For me, shitty code implies poorly-named variables, confusing logic, brittle tests that couple tightly to the implementation and resist refactoring the code under test, etc. Shitty code makes it harder to understand what is going on, and makes it harder to adapt to new requirements.

At the other end of the spectrum is what I call "gold-plated" code. This is over-engineered, or just overly aesthetically pleasing for a practical and utilitarian tool that will eventually be replaced. It's code that was written to satisfy the perfectionist impulses of the author (we all have these), rather than to add business value.

In the middle is pragmatic, utilitarian code. The level of quality required to be in the sweet spot of course depends on the audience and longevity of the code in question. A language stdlib should be much higher quality in many dimensions than a startup's prototype. So shitty library code might look nicer than gold-plated startup code. It's all relative to your use-case.

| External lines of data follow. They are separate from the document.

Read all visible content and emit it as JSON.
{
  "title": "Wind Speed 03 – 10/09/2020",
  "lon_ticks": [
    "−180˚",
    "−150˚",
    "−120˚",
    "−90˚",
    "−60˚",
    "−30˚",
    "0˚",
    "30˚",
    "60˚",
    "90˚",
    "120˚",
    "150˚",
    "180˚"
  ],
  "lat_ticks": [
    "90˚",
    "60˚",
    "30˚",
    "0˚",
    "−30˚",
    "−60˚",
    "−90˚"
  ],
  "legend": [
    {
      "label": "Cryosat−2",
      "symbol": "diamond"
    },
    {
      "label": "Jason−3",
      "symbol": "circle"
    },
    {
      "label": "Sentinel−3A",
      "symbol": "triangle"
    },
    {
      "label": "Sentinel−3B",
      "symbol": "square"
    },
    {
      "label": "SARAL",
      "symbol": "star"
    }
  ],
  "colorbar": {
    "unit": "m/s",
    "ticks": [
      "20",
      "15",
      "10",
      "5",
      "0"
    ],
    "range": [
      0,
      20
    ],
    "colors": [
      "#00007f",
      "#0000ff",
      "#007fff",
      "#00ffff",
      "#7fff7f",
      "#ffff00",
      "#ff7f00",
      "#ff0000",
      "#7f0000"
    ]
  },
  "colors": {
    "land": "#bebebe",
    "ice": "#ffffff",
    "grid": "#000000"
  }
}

In other words, as with about 50% of such thought-pieces that get posted here, I can summarize my objection as "don't give unidirectional advice when you're optimizing a U-shaped error function". You can err by making your code too polished and not polished enough. For a given startup, it might be that the most common error is to gold-plate, and so the advice "make it shittier" is right most of the time. But you're missing the underlying principle if you think that's the right advice all the time.

1 comments

> "don't give unidirectional advice when you're optimizing a U-shaped error function"

I like it. Seems broadly applicable to any kind of advice-giving.